Il est peu de dire que parmi les catholiques, les questions liées au genre suscitent des débats animés. Qu'en dit l'Église catholique ? Si elle insiste sur la non-dissociation du sexe et du genre, et interroge l’engendrement, elle plaide aussi pour un diagnostic de notre société. Face à l’explosion des demandes chez les jeunes pour changer de genre, il y a lieu en effet d'explorer ce nouveau vertige éthique.
Il est peu de dire que parmi les catholiques, le genre suscite des débats animés. Mais que dit l'Église catholique ? Si elle insiste sur la non-dissociation du sexe et du genre, et s'interroge sur l’engendrement, elle plaide aussi pour un diagnostic de notre société. "C’est différent d’accompagner une personne dans sa singularité, explique le Père Bruno Saintôt, jésuite, et de s’interroger ensemble, si possible sans violence, sur ce qui nous arrive collectivement. Quand il y a une grande convergence et une explosion des demandes, on peut se dire : pourquoi cela arrive maintenant ?"

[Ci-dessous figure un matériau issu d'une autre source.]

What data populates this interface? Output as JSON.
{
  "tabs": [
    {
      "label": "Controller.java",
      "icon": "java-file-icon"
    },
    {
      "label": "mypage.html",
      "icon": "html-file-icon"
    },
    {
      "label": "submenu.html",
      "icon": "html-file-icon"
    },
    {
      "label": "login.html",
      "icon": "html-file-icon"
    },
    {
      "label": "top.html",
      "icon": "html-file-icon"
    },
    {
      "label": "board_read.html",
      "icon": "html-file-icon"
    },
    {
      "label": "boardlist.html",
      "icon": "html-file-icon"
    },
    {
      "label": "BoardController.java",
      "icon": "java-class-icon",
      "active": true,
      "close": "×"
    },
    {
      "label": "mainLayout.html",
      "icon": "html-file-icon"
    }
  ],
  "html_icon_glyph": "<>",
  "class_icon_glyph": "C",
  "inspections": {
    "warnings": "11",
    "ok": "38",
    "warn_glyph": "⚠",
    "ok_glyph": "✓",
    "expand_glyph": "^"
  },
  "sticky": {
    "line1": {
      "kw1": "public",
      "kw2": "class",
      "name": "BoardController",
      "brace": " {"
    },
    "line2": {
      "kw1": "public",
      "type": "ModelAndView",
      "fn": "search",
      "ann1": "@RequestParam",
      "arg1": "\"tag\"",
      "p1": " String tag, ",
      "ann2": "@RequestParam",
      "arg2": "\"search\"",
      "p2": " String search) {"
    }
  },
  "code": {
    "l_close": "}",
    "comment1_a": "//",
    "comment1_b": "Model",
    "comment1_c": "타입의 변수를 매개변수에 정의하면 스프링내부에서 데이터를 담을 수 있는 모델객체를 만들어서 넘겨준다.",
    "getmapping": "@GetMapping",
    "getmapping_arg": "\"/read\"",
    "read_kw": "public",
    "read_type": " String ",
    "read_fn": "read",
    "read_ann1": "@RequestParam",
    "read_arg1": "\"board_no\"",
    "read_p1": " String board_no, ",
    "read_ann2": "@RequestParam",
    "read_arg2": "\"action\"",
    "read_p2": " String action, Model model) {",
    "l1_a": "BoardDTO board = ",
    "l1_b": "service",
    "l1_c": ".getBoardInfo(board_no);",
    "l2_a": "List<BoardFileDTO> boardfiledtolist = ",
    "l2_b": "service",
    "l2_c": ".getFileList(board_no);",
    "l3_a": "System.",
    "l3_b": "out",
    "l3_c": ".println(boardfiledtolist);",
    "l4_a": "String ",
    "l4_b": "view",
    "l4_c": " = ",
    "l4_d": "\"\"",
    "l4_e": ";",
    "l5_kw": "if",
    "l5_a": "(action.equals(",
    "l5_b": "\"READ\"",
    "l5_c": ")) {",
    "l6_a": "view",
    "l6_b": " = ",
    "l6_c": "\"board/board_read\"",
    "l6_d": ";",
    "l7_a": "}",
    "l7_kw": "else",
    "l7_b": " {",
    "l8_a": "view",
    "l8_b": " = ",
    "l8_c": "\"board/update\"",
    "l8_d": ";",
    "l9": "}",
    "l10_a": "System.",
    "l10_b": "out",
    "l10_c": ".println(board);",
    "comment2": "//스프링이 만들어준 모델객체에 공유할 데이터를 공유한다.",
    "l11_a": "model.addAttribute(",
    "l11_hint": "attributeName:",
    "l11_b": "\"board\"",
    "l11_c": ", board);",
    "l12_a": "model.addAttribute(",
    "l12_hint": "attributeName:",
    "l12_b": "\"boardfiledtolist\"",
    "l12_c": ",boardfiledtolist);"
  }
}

L’Église prône avant tout le mystère de la personne, rappelle Bruno Saintôt. Aux yeux du jésuite, ce qu’il appelle un "resserrement des identités" ne paraît "pas chrétien". Selon lui, "un ensemble de caractéristiques n’a jamais défini ce qu’est une personne dans son mystère". Par ailleurs, les chrétiens croient que les êtres humains sont "à l’image d’un Dieu qui est mystère". "C’est un bien fait de ne pas pouvoir définir qui nous sommes précisément !"
Aujourd’hui, sur certains sites internet, comme des sites de rencontre, il est possible de cocher des cases pour se définir : on recense plus de 50 catégories de genres différentes. Un véritable "vertige de l’identité" qu’observe le jésuite Bruno Saintôt.
Avec un paradoxe : à la fois on se refuse à être catégorisé, à la fois on décline "une multitude d’identifications". "Qu’est-ce que ça veut dire de vouloir sortir des catégories qui sont données et d’en créer d’autres, finalement à l’infini ?" demande Bruno Saintôt. Chacun pourrait être tenté finalement de "revendiquer sa singularité comme un genre particulier…"
Il y a chez les adolescents une volonté de "prouver qu’on est libre en refusant un système ancien", analyse Bruno Saintôt. Par le biais d’internet, "les influences sont de plus en plus fortes chez les adolescents" qui se trouvent "imprégnés de discours qui en fait les imprègnent".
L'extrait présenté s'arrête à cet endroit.